Eşşekten düşmüş salatalığa çevirdin!
Pardon ağır oldu dut yemiş bülbüle çevirdin, bir soluklanalım paçavra gibi ettin namazımızı da!”

Dedim demesine de durdu mu Halimcan deli bu BİZim kuş vallaaa..


“ Bak gördün mü?
Hemen hazırsınız hakaret etmeye!
“Aslanım!” desek keyflenir canavarlığa bayılırsınız!
“Eşeksin!” desek kızar HAKK’ın Hizmetçiliğine verir veriştirirsiniz.
Eşek mi yükledi salatalığı sırtına!
Ne olmuş BOLU’da bülbüller bir bahar sana Kapkara KUŞ Şarkıları okudu da Dut mevsiminde AŞKları MEŞKe erdiyse!..
Suç mu bunlar da baş kakıncı ettin!
Siz zaten böylesiniz, hani Hüdhüd Kuşu-İbibik Anamız Süleyman as bir güzellik yapmakiçin Sâbâ Güneşi Belkıs Yelinden bir KOKU getirmeye uçmuştu canı gagasında da;
Süleyman as da demediğini koymamıştı: "Kolunu-kanadını kıracağım, olmadı kafasını koparacağım!" vs . vs…

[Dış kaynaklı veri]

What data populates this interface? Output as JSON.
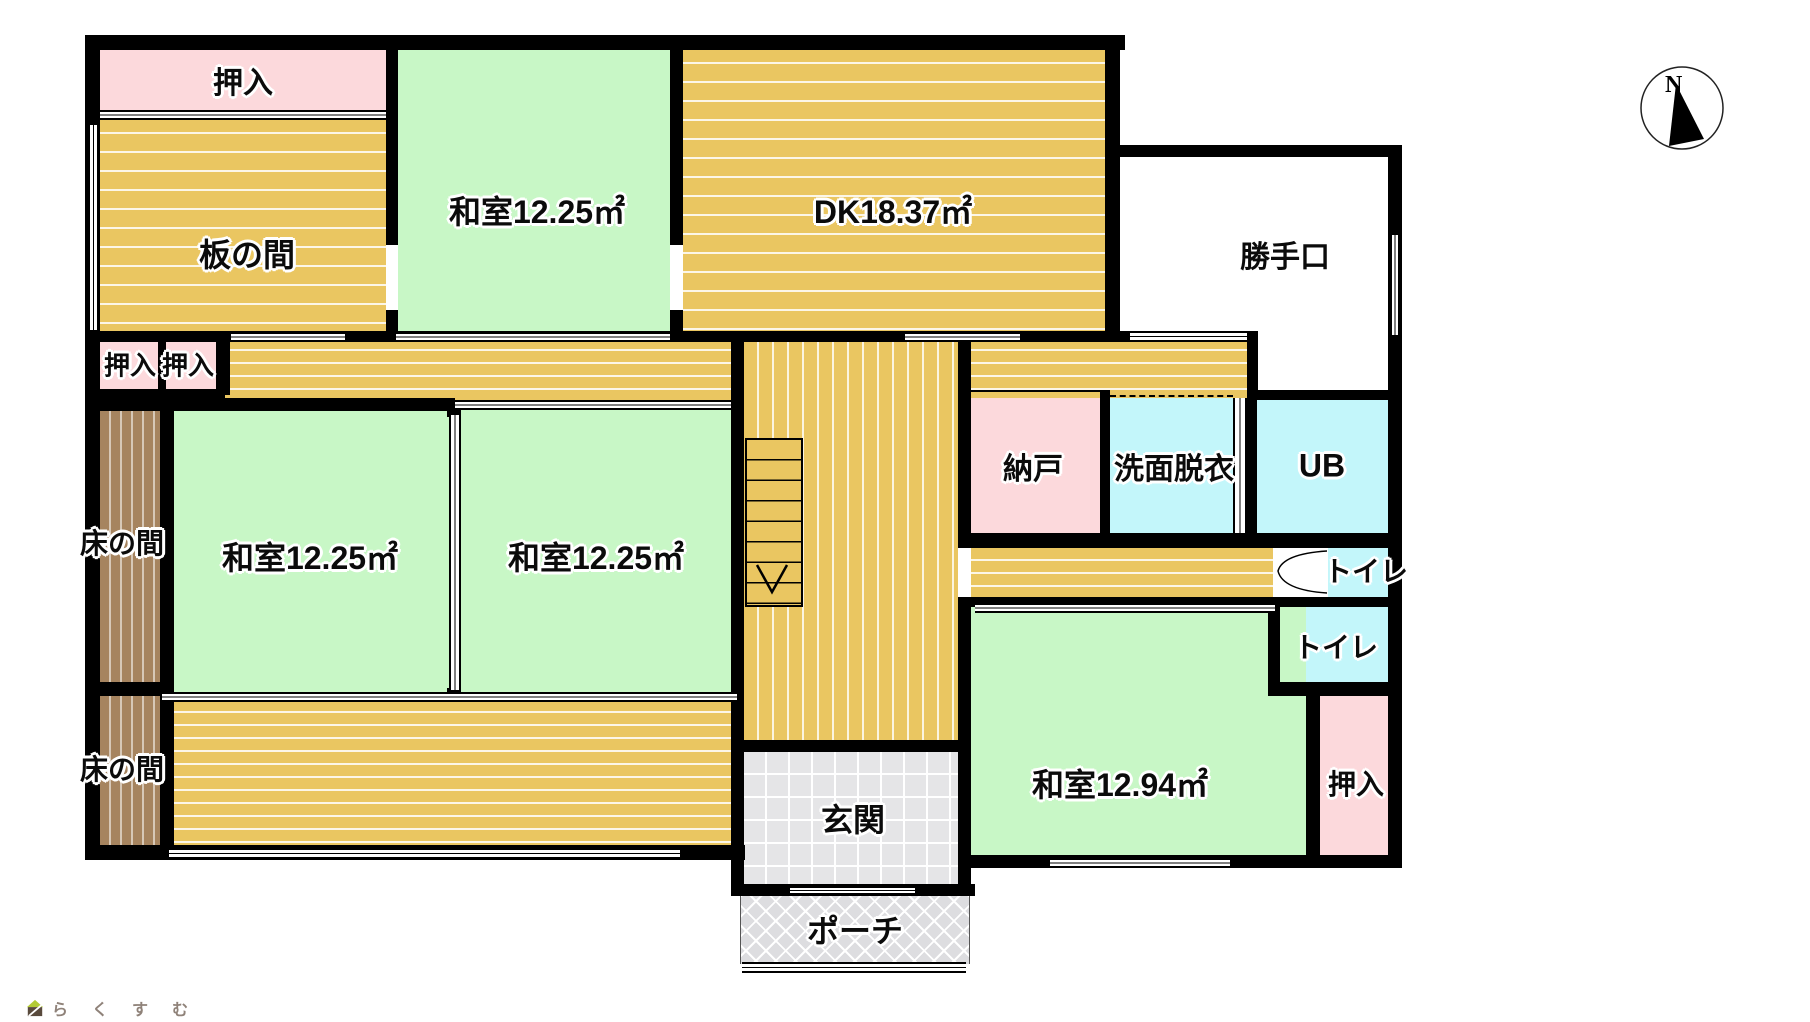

وَتَفَقَّدَ الطَّيْرَ فَقَالَ مَا لِيَ لَا أَرَى الْهُدْهُدَ أَمْ كَانَ مِنَ الْغَائِبِينَ
لَأُعَذِّبَنَّهُ عَذَابًا شَدِيدًا أَوْ لَأَذْبَحَنَّهُ أَوْ لَيَأْتِيَنِّي بِسُلْطَانٍ مُّبِينٍ

" Ve tefekkadet tayra fe kale maliye le eral hüdhüde em kane minel ğaibin. Le üazzibennehu azaben şediden ev le ezbehannehu ev le ye'tiyenni bi sultanim mübin : (Süleyman) kuşları gözden geçirdi ve şöyle dedi: Hüdhüd'ü niçin göremiyorum? Yoksa kayıplara mı karıştı? Ya bana (mazeretini gösteren) apaçık bir delil getirecek ya da onun canını iyice yakacağım yahut onu boğazlayacağım!” ( Neml 27/20-21)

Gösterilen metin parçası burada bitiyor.